Freund described his vision for an online media venue that would enable him and others to “shine a light on the interesting people from the community, the people that were making a difference, the people that stand out,” Freund said.
As he described the project, Herman buried his face in his laptop and began typing. At first, Freund thought Herman was ignoring him. But soon enough, Herman spun around the screen and displayed what he had created.
“By the end of him describing it, I had made it,” Herman said
What he made was a live community channel on the streaming Internet television platform Livestream. The site is now up at www.shortstream.tv. Freund and Herman view it as the public access channel Portsmouth has been trying in vain to create for the last several years.
Portsmouth has a governmental access channel but public and educational channels have been languishing in start-up limbo for some time. This online venue was a quick, easy and inexpensive way to get things going.

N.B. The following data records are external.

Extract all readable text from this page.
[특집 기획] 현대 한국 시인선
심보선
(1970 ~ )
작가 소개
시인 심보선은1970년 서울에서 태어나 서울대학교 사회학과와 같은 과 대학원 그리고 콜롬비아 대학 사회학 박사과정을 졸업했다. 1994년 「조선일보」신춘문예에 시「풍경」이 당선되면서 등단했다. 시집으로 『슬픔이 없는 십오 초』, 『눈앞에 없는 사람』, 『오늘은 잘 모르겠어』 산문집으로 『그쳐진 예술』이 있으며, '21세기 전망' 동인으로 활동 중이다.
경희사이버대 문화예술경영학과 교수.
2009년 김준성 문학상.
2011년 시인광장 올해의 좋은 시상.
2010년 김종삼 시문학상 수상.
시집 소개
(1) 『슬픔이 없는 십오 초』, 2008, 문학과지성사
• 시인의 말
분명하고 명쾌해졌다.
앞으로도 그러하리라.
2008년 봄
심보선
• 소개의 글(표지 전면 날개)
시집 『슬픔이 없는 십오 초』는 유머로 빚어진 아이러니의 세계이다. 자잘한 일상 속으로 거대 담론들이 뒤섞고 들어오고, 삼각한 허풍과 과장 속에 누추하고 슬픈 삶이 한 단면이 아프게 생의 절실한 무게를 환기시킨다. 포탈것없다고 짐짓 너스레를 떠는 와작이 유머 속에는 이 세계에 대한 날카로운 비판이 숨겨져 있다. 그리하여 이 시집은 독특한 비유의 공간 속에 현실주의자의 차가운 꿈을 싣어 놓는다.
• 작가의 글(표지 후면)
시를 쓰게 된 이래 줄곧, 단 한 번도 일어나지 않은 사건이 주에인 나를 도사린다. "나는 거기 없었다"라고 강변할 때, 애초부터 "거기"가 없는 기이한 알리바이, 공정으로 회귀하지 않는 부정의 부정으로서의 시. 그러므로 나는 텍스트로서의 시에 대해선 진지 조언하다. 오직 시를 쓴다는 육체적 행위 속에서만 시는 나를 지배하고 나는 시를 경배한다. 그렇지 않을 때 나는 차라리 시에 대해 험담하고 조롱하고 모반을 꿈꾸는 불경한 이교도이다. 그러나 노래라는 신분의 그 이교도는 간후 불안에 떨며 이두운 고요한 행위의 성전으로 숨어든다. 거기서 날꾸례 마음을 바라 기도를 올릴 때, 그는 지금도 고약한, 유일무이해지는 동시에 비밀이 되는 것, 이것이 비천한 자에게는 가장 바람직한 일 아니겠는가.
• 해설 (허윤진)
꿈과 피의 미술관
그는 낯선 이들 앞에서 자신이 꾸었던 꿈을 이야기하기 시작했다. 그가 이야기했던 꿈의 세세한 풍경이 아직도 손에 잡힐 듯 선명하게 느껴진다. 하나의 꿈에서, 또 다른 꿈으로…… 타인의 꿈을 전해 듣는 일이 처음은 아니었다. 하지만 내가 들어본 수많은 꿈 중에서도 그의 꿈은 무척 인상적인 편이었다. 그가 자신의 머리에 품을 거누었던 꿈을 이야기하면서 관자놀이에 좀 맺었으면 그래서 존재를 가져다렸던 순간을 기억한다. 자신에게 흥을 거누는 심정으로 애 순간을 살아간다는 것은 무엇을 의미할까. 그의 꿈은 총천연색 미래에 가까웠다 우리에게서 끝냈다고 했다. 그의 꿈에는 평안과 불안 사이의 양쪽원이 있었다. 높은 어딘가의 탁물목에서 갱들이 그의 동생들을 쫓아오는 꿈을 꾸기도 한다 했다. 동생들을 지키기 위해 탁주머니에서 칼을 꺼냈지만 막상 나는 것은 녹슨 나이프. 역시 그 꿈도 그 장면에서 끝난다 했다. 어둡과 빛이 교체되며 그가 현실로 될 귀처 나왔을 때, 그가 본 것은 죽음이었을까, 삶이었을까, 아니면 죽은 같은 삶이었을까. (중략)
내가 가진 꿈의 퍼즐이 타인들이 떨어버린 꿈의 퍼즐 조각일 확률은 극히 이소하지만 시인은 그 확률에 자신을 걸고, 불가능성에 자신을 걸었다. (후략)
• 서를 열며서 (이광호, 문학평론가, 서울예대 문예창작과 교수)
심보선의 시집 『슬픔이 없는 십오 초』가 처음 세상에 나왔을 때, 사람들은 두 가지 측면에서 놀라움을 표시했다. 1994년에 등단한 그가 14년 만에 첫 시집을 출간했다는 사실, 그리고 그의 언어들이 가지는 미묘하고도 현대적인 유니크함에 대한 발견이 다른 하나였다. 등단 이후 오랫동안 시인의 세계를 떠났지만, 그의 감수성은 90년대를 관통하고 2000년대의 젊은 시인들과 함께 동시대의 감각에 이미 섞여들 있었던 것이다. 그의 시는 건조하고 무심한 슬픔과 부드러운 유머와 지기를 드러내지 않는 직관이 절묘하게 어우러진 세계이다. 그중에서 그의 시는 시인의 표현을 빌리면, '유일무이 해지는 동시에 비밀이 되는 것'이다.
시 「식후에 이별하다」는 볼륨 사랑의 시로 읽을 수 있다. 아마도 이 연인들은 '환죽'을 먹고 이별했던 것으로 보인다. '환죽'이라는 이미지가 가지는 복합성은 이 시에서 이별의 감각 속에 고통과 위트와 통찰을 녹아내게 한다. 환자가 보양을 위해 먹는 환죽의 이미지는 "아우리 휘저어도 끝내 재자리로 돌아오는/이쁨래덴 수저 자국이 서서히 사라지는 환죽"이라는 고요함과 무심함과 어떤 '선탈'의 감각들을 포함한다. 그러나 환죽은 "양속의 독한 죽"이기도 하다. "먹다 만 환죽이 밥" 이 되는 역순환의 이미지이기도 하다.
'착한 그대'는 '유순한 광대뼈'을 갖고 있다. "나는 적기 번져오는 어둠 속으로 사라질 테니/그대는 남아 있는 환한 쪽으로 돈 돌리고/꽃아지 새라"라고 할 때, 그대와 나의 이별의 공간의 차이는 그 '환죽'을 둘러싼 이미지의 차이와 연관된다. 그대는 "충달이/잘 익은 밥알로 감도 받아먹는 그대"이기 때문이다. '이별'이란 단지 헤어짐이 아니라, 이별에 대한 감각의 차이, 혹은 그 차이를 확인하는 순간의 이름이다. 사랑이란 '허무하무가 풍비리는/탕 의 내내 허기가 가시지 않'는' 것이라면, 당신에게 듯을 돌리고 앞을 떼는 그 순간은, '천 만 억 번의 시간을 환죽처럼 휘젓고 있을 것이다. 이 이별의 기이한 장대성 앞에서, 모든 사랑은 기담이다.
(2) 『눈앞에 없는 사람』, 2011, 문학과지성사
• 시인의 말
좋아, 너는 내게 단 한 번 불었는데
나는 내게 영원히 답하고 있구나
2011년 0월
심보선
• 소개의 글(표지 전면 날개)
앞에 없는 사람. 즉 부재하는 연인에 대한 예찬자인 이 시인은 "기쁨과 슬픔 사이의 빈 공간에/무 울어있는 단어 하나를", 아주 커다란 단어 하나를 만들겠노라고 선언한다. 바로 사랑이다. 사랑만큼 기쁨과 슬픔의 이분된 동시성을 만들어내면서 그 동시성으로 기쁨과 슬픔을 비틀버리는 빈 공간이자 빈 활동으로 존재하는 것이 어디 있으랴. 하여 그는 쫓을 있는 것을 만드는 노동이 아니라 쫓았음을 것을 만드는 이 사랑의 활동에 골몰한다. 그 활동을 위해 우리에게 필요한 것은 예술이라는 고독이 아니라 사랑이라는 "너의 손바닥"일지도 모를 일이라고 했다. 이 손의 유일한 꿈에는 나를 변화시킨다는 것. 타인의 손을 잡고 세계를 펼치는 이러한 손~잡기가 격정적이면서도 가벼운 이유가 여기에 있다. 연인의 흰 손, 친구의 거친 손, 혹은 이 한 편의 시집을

The wirenh.com article doesn’t mention it, but while this is a great way to bypass the hurdles involved in franchise agreements and non-profit start-up paperwork and the expense of starting an actual public access center, it’s important to note that this is not an adequate replacement of such a place. Public access cable channels reach a much more specific and diverse segment of the community than websites can due to the ubiquity of cable TV relative to broadband internet in households. Even in households with both cable and broadband, the cable TV menu of available options is at best a few hundred channels, even with the most robust digital cable service. By comparison, finding locally relevant community media online is much harder, even when an outlet like shortstream.tv exists.

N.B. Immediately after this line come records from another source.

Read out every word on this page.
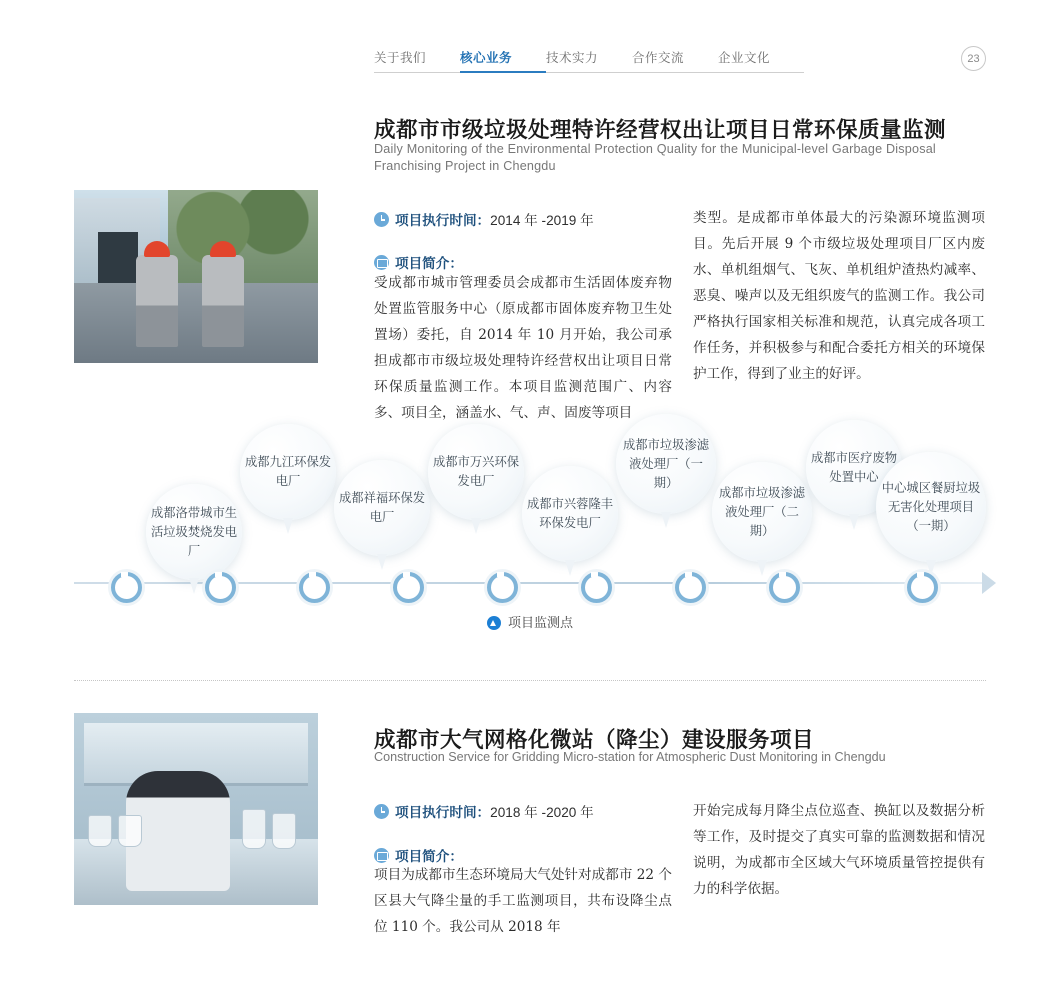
关于我们	核心业务	技术实力	合作交流	企业文化	23
成都市市级垃圾处理特许经营权出让项目日常环保质量监测
Daily Monitoring of the Environmental Protection Quality for the Municipal-level Garbage Disposal Franchising Project in Chengdu
项目执行时间：2014 年 -2019 年
项目简介：
受成都市城市管理委员会成都市生活固体废弃物处置监管服务中心（原成都市固体废弃物卫生处置场）委托，自 2014 年 10 月开始，我公司承担成都市市级垃圾处理特许经营权出让项目日常环保质量监测工作。本项目监测范围广、内容多、项目全，涵盖水、气、声、固废等项目
类型。是成都市单体最大的污染源环境监测项目。先后开展 9 个市级垃圾处理项目厂区内废水、单机组烟气、飞灰、单机组炉渣热灼减率、恶臭、噪声以及无组织废气的监测工作。我公司严格执行国家相关标准和规范，认真完成各项工作任务，并积极参与和配合委托方相关的环境保护工作，得到了业主的好评。
成都洛带城市生活垃圾焚烧发电厂
成都九江环保发电厂
成都祥福环保发电厂
成都市万兴环保发电厂
成都市兴蓉隆丰环保发电厂
成都市垃圾渗滤液处理厂（一期）
成都市垃圾渗滤液处理厂（二期）
成都市医疗废物处置中心
中心城区餐厨垃圾无害化处理项目（一期）
项目监测点
成都市大气网格化微站（降尘）建设服务项目
Construction Service for Gridding Micro-station for Atmospheric Dust Monitoring in Chengdu
项目执行时间：2018 年 -2020 年
项目简介：
项目为成都市生态环境局大气处针对成都市 22 个区县大气降尘量的手工监测项目，共布设降尘点位 110 个。我公司从 2018 年
开始完成每月降尘点位巡查、换缸以及数据分析等工作，及时提交了真实可靠的监测数据和情况说明，为成都市全区域大气环境质量管控提供有力的科学依据。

Perhaps more importantly, a community media center is a physical location in the community for citizens to meet and collaborate and learn. Training and equipment are available there, and a knowledgeable staff is invaluable in growing a culture of local media-makers.
It’s fantastic that these Portsmouth citizens took it upon themselves to get the ball rolling, but it would be a shame if an unintended consequence of their efforts was the actual public access channel getting delayed further because of a sense that the community’s public access needs were already being met with the website. They aren’t.